STEP 1 — LIST ALL GIVEN CLUES AND SORT THEM
Before placing a single number, write down every given clue in ascending order. The path visits every cell exactly once, so the sequence must be consecutive from 1 to the total cell count. Each pair of adjacent clues defines a gap: the clue values tell you how many missing numbers sit between them.
STEP 2 — FIND GAP-1 SEGMENTS (ADJACENT CLUES)
A gap of 1 means two consecutive clues must occupy neighbouring cells. Check whether the two clue cells are already adjacent — if so, that segment is trivially closed. If they are not adjacent, the path between them is forced through any shared neighbours. Mark those cells immediately.

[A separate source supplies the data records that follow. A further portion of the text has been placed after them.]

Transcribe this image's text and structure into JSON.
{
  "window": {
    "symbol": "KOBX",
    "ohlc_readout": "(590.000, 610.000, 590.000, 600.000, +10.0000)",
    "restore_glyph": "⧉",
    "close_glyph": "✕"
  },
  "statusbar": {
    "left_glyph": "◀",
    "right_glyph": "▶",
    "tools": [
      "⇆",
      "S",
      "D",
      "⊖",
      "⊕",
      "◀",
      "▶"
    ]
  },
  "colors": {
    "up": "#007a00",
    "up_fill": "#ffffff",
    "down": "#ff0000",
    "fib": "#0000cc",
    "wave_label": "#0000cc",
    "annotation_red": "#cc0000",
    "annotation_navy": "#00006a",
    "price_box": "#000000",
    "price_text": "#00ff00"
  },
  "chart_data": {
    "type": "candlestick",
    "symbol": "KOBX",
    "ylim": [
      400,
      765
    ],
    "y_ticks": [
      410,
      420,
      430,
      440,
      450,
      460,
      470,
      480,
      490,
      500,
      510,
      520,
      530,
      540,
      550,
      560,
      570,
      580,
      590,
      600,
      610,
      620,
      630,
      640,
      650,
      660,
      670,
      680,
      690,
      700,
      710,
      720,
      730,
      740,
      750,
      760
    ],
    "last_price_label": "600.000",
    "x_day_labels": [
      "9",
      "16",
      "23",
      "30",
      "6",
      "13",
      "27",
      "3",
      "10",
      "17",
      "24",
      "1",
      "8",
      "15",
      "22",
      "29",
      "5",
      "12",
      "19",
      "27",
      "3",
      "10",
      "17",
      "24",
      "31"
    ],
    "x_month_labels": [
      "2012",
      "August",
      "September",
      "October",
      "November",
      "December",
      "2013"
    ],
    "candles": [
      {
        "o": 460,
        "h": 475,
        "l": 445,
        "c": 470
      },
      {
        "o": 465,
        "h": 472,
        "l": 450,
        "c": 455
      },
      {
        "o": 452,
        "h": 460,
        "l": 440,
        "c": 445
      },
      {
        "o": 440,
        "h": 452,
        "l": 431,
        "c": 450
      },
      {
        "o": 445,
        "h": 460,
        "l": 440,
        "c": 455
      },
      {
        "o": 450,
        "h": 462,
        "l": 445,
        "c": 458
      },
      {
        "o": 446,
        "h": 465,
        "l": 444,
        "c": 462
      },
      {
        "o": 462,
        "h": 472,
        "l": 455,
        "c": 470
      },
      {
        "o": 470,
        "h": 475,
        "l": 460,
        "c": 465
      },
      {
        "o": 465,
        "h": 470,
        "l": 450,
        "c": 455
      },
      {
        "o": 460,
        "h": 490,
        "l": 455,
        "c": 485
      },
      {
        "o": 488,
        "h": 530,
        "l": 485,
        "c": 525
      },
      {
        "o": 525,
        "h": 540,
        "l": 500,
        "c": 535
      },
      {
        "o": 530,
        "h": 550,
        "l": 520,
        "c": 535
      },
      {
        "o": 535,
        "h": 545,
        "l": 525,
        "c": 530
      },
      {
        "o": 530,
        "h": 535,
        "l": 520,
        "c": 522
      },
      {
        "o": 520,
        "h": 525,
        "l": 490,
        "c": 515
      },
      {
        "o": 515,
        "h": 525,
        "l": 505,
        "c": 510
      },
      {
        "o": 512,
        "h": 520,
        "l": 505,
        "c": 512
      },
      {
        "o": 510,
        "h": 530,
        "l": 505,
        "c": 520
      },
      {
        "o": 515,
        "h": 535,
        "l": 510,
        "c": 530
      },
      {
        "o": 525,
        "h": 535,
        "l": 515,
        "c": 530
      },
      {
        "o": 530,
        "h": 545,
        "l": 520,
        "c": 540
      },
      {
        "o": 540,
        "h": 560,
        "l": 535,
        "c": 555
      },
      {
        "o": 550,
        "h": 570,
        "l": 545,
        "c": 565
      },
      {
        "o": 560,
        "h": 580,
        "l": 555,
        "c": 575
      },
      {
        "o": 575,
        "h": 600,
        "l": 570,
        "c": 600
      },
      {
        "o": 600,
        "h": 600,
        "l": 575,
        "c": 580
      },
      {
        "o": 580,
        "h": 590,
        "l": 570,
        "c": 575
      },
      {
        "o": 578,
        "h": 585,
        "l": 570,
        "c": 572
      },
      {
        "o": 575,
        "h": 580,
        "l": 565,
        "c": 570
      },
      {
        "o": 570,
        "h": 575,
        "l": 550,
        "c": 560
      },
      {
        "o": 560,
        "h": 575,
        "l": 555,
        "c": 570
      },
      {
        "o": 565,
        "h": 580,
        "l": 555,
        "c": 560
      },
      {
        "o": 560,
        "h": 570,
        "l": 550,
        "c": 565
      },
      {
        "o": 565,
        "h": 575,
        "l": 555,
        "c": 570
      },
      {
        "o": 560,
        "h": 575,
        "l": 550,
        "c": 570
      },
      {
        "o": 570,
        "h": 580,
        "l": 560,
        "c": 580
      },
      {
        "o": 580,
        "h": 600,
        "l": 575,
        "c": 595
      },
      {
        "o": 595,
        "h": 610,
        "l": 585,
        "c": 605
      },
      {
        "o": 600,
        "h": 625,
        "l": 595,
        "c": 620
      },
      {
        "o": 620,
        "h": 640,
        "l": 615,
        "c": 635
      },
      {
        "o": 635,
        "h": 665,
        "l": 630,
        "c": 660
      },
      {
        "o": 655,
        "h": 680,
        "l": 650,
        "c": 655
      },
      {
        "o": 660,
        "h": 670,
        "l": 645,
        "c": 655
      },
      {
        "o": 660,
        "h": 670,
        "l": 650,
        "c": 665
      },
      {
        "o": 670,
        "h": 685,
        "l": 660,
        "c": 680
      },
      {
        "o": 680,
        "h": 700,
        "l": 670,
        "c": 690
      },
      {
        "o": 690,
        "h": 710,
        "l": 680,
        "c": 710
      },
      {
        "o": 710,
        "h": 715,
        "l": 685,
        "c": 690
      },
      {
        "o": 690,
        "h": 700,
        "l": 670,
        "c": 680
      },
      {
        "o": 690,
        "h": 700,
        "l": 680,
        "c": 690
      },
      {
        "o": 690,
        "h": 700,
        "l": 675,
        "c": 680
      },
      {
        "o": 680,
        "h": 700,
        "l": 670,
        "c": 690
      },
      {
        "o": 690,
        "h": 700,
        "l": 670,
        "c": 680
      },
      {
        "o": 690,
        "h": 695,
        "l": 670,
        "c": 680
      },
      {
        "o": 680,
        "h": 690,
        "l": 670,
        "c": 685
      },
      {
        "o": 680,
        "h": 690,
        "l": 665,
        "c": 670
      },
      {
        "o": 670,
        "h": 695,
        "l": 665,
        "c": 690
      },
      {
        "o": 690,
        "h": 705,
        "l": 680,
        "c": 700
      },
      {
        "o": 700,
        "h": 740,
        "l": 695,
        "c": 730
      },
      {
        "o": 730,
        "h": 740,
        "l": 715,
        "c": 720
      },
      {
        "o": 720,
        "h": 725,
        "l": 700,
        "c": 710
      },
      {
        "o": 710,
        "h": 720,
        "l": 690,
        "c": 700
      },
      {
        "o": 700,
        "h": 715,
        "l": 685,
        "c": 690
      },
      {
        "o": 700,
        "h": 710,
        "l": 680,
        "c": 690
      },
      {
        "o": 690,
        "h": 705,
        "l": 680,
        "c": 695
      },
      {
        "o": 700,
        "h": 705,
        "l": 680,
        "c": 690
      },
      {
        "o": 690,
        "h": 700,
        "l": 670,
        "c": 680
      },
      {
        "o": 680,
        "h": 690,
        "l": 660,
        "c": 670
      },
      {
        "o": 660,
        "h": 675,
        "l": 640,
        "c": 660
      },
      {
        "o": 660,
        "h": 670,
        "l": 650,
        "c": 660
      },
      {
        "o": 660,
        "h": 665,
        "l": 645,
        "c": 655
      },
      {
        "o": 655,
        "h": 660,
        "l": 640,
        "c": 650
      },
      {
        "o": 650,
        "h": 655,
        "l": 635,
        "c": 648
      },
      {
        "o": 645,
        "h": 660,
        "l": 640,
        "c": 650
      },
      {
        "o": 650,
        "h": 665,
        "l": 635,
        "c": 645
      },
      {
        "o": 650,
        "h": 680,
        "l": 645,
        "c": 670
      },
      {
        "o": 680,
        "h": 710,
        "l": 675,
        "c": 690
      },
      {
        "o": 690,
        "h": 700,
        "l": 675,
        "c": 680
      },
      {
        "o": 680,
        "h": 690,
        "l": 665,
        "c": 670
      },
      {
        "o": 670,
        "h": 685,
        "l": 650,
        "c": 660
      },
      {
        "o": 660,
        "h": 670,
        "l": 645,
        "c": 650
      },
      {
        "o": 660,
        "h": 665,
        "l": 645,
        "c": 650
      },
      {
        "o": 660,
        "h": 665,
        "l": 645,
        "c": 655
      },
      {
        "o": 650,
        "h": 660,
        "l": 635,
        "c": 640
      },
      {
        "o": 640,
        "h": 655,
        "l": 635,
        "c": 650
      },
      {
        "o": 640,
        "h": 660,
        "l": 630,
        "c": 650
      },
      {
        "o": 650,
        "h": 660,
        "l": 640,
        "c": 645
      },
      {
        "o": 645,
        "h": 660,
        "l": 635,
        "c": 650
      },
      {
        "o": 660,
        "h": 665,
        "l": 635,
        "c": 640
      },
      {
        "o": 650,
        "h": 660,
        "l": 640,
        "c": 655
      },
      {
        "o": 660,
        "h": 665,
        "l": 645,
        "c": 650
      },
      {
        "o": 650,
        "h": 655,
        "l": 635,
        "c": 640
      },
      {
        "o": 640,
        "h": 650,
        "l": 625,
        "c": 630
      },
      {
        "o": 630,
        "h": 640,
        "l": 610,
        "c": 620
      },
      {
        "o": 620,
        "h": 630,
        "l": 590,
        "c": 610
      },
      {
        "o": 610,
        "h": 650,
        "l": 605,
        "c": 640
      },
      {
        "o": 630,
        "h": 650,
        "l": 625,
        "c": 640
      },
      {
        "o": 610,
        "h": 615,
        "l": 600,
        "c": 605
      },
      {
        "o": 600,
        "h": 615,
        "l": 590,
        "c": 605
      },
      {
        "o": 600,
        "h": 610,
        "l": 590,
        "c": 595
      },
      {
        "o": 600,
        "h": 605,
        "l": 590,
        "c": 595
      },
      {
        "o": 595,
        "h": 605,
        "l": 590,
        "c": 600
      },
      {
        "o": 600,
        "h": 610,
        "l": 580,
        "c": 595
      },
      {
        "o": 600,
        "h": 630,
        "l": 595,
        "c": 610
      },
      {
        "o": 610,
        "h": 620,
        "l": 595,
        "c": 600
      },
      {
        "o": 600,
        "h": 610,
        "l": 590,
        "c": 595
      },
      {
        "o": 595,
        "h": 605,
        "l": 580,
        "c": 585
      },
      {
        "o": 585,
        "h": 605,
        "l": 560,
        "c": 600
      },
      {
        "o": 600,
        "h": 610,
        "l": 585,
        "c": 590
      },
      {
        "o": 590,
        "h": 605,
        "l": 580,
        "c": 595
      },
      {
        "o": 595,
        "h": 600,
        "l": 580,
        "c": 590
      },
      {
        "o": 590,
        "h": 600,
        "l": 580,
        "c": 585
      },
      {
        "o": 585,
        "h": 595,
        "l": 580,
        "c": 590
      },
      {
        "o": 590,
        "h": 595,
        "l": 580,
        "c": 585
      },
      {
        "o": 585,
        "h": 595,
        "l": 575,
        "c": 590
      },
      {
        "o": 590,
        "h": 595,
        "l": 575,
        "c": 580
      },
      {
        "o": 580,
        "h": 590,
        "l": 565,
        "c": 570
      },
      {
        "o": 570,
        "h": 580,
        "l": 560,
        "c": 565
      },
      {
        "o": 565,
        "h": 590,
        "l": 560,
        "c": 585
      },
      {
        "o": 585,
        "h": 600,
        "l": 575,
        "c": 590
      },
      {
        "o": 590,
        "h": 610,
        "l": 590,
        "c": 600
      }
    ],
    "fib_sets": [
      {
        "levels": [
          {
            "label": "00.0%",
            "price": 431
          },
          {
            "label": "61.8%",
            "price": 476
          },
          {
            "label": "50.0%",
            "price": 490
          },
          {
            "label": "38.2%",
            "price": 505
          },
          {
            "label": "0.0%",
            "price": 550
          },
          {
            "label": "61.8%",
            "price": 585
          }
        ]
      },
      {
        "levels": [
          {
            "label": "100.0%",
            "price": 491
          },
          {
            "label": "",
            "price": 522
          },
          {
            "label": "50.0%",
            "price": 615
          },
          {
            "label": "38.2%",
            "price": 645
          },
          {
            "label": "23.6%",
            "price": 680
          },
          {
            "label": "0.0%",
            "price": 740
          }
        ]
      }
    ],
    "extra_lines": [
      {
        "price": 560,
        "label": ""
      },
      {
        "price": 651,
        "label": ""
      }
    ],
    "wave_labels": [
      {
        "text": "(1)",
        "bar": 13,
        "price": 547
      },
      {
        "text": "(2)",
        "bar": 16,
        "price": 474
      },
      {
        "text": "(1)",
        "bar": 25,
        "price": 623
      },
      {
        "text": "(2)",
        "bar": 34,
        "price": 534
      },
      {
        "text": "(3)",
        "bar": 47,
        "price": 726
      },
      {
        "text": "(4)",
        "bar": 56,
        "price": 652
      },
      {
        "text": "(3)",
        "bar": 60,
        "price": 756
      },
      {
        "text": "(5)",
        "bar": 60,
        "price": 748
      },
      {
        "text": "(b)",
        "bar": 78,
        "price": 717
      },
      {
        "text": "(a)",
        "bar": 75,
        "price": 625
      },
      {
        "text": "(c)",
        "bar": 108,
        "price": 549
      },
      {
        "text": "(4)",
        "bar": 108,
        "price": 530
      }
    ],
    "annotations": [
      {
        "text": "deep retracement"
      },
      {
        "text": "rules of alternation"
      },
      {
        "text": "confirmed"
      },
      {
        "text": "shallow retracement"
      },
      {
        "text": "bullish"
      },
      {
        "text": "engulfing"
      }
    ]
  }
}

Gap-0 is impossible: two clues with the same value mean the puzzle has no solution (check your read). Gap-1 between non-adjacent cells with no common neighbour is also impossible — useful for ruling out placement errors.
STEP 3 — EXPLOIT LOW-NEIGHBOUR EDGE CELLS
Interior hexes have six neighbours; edge hexes have four or fewer; corner hexes have two or three. Any clue on a corner cell has a very small route set — trace those first. If a clue's position limits the next or previous step to a single available hex, that step is forced.
A hex with only one unvisited neighbour that the path must pass through is a dead-end forcing: the path must enter and exit through that bottleneck.
STEP 4 — TRACE SHARED NEIGHBOURHOODS BETWEEN CLUES
Pick any two clues that are 2 or 3 apart in value. List the neighbours of each. If the path between them must pass through cells that are common neighbours of both clues, those intermediate cells are forced regardless of which route you take. Place them.
This is especially powerful when one clue has few free neighbours: the overlap between a constrained clue and its nearest partner is almost always a forced segment.
STEP 5 — USE CONNECTIVITY AS A FILTER
The path visits every cell exactly once and must remain connected. If a tentative route would cut off a cluster of unvisited cells from the rest of the path, that route is illegal. Use this to eliminate candidate placements even before you can positively force a cell.
After placing a segment, quickly scan for isolated pockets — any group of unvisited cells with fewer entry points than needed to route through them.
SOLVING ORDER
- List clues, compute all gaps.
- Place gap-1 forced segments.
- Trace corner and edge clues (fewest neighbours).
- Apply shared neighbourhood forcing for gaps ≤3.
- Use connectivity to eliminate bad candidates.
- Repeat until solved.
Most beginner puzzles solve in two or three passes through steps 2–4 without ever needing a guess.
BEGINNER TRAP — COUNTING GAPS FROM THE WRONG END
If clue A = 5 and clue B = 9, the gap is 3 (cells 6, 7, 8 sit between them), not 4. Count the cells between the clues, not the difference between the clue values, and not including the clue cells themselves. Miscounting by 1 here misplaces an entire segment.